Elvin Mustafayev, ein Mitglied der Workers‘ Table Trade Unions Confederation (İşçi Masası), verbüßt derzeit eine dreijährige Haftstrafe im Gefängnis Nr. 17.
Seine Verwandten berichteten dem unabhängigen Mediensender Meydan TV, dass der Leiter des Gefängnisregimes, Samit Gafarov, Mustafayev mit neuen Anklagen gedroht habe.
Berichten zufolge folgte die Drohung Mustafayevs Protest gegen die Behandlung von Tofiq Yaqublu, einem weiteren inhaftierten öffentlichen Aktivisten, der unter gesundheitlichen Problemen leidet.
Seine Familie sagte, dass dies nicht das erste Mal sei, dass Mustafayev Einschüchterungen ausgesetzt sei, und behauptete, er sei zuvor körperlicher Misshandlung durch Gefängnispersonal ausgesetzt gewesen.

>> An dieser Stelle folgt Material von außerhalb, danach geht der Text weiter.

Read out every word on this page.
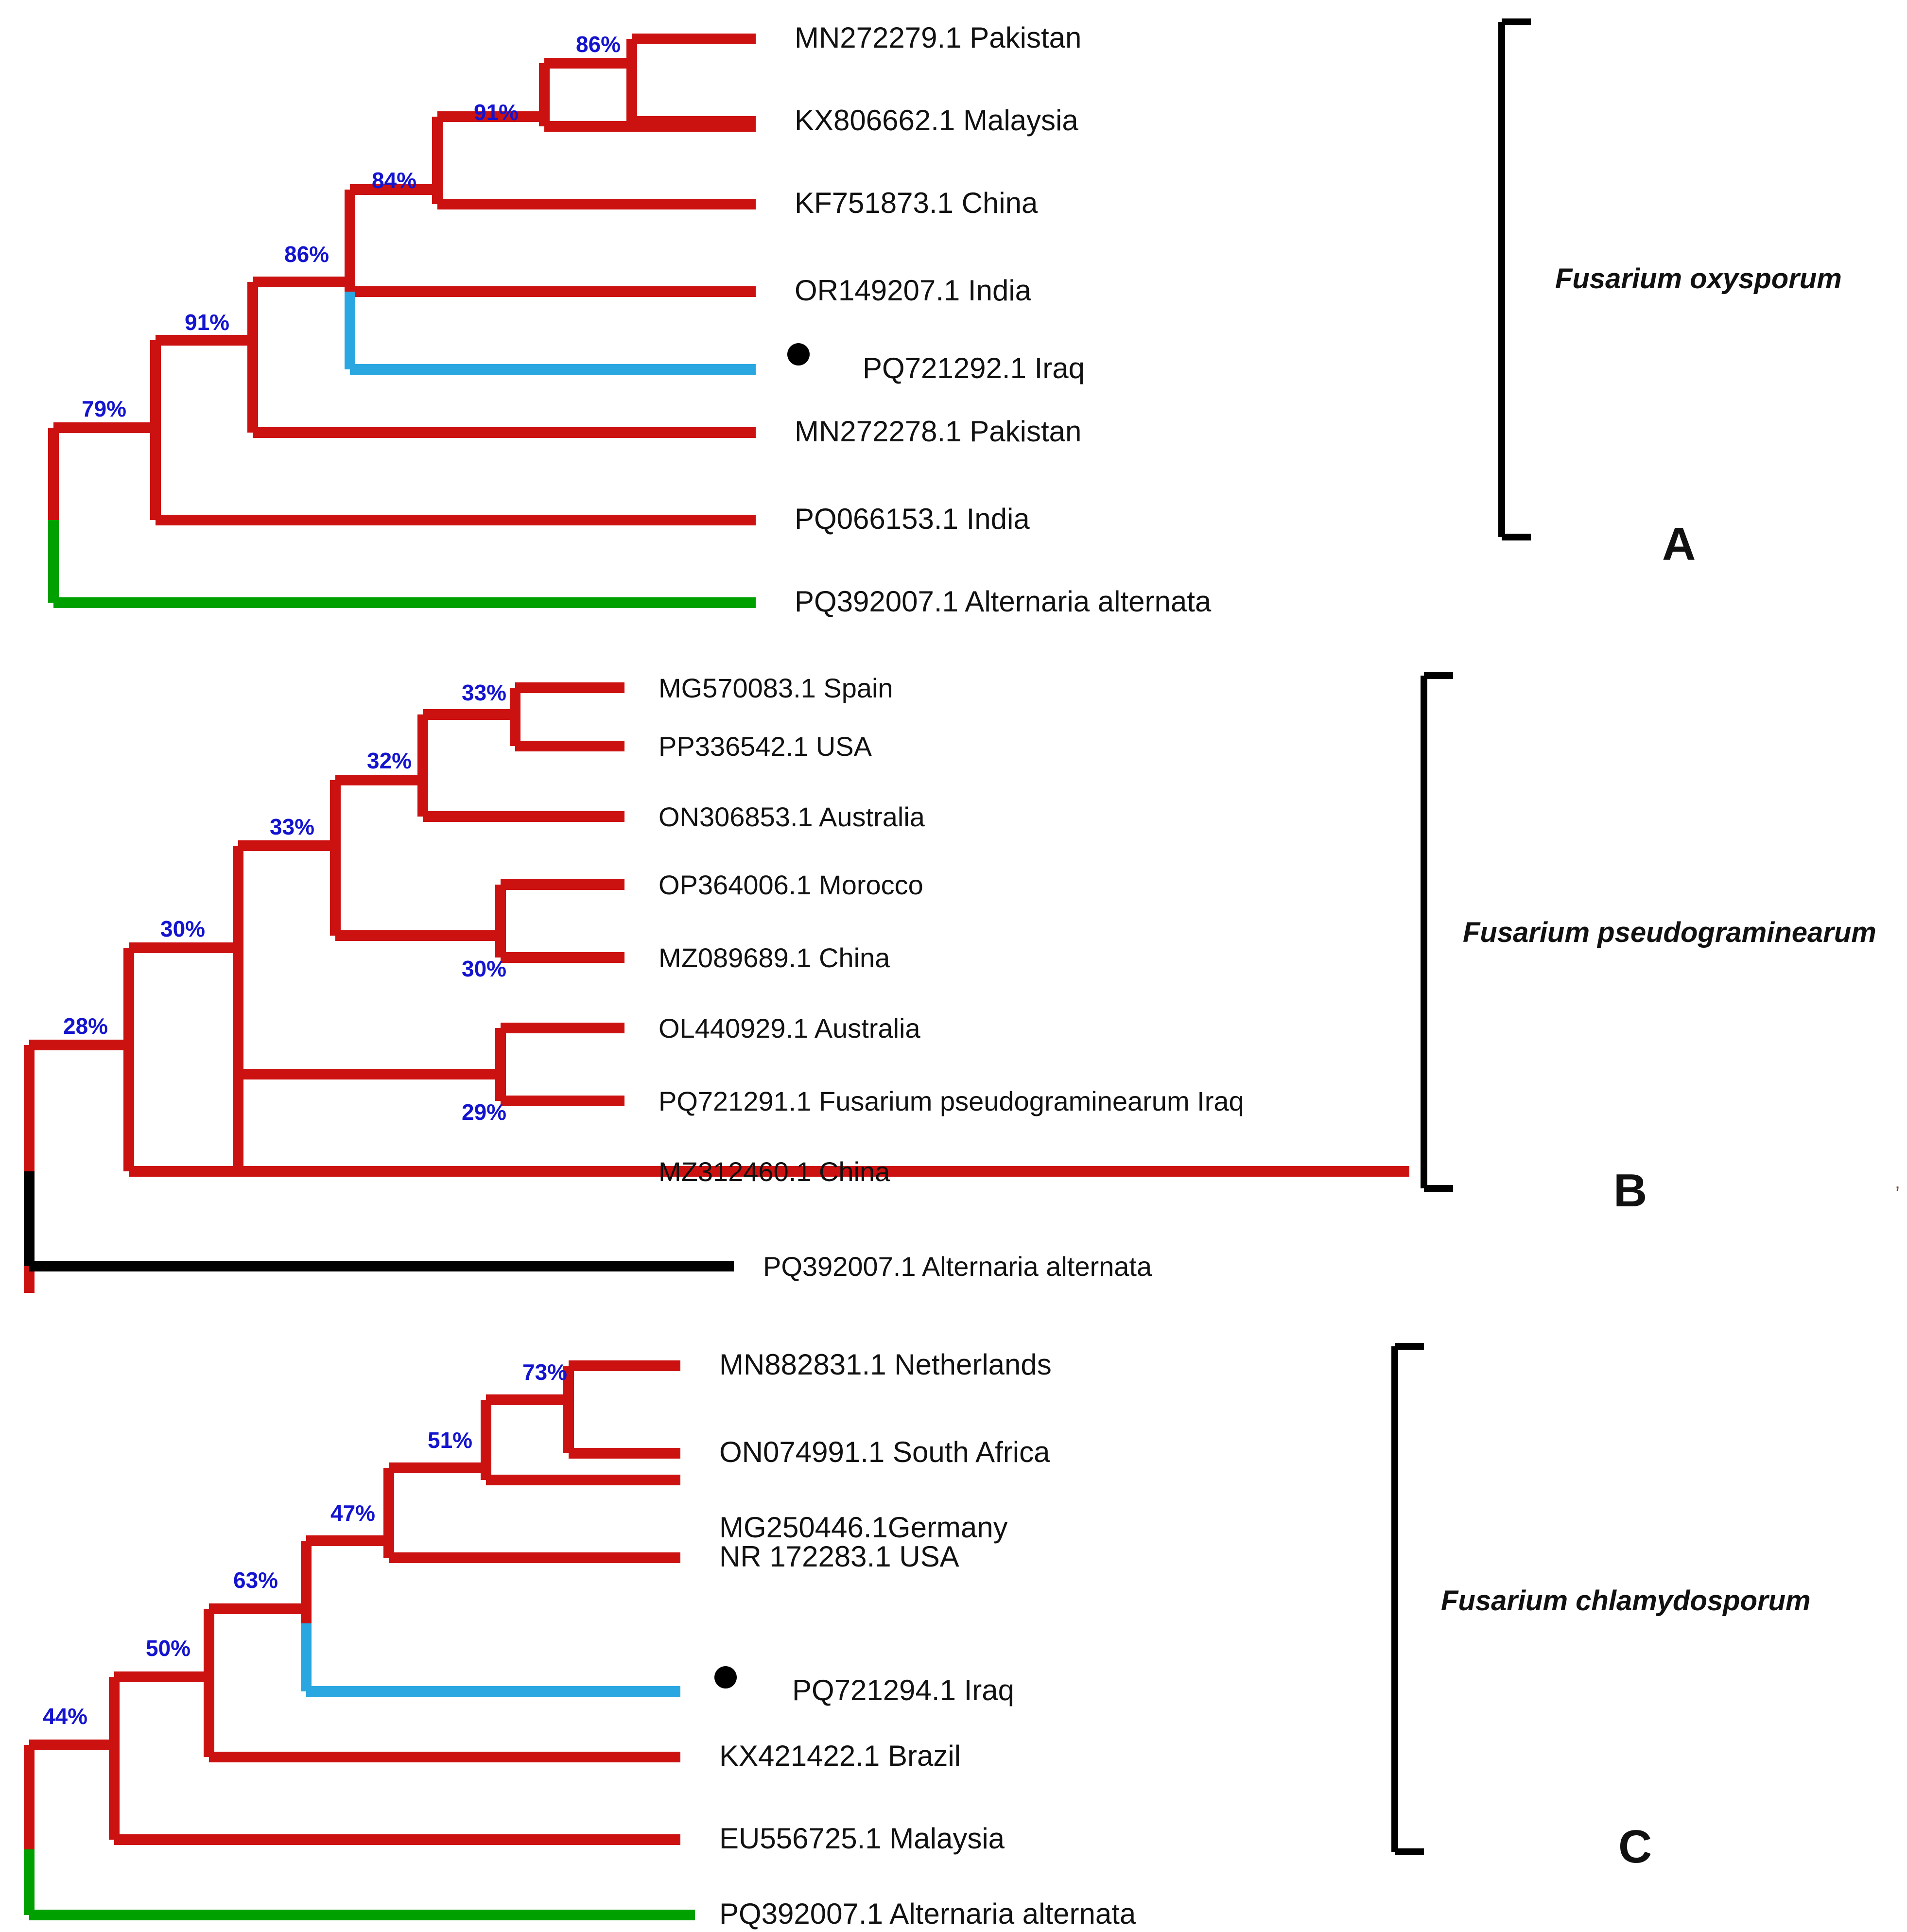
MN272279.1 Pakistan
KX806662.1 Malaysia
KF751873.1 China
OR149207.1 India
PQ721292.1 Iraq
MN272278.1 Pakistan
PQ066153.1 India
PQ392007.1 Alternaria alternata
86%
91%
84%
86%
91%
79%
Fusarium oxysporum
A
MG570083.1 Spain
PP336542.1 USA
ON306853.1 Australia
OP364006.1 Morocco
MZ089689.1 China
OL440929.1 Australia
PQ721291.1 Fusarium pseudograminearum Iraq
MZ312460.1 China
PQ392007.1 Alternaria alternata
33%
32%
33%
30%
30%
29%
28%
Fusarium pseudograminearum
B	‚
MN882831.1 Netherlands
ON074991.1 South Africa
MG250446.1Germany
NR 172283.1 USA
PQ721294.1 Iraq
KX421422.1 Brazil
EU556725.1 Malaysia
PQ392007.1 Alternaria alternata
73%
51%
47%
63%
50%
44%
Fusarium chlamydosporum
C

Nach Angaben seiner Verwandten wurde Mustafayev von bis zu zehn Gefängnisangestellten – darunter dem stellvertretenden Leiter der Anstalt, einem Oberstleutnant – geschlagen, nachdem er sich geweigert hatte, sich den Bart zu rasieren.
Mustafayev hatte vor einer geplanten Überstellung in eine Haftanstalt in Baku, wo sein Antrag auf bedingte vorzeitige Freilassung verhandelt werden sollte, argumentiert, dass die Forderung rechtswidrig sei.
Seine Familie fügte hinzu, dass Vertreter des Büros des aserbaidschanischen Ombudsmanns ihn trotz Einreichung einer formellen Beschwerde wegen der körperlichen Misshandlung noch nicht besucht hätten.
Mustafayev wurde im August 2023 verhaftet und im Januar 2024 wegen Drogenhandels verurteilt.
Er hat die Vorwürfe konsequent zurückgewiesen und behauptet, dass ihm die Drogen untergeschoben worden seien und dass seine Strafverfolgung politisch motiviert sei.
Der Workers‘ Table Trade Unions Confederation wurde 2022 gegründet, um die Arbeitsrechte in Aserbaidschan zu verteidigen.
Mehrere ihrer prominenten Mitglieder, darunter der Vorsitzende der Organisation, Afiaddin Mammadov, sowie die Mitglieder Aykhan Israfilov und Mohyaddin Orujov, sind derzeit inhaftiert.
Sie alle bestreiten die verschiedenen gegen sie erhobenen Vorwürfe und behaupten, ihre Festnahmen seien politisch motiviert.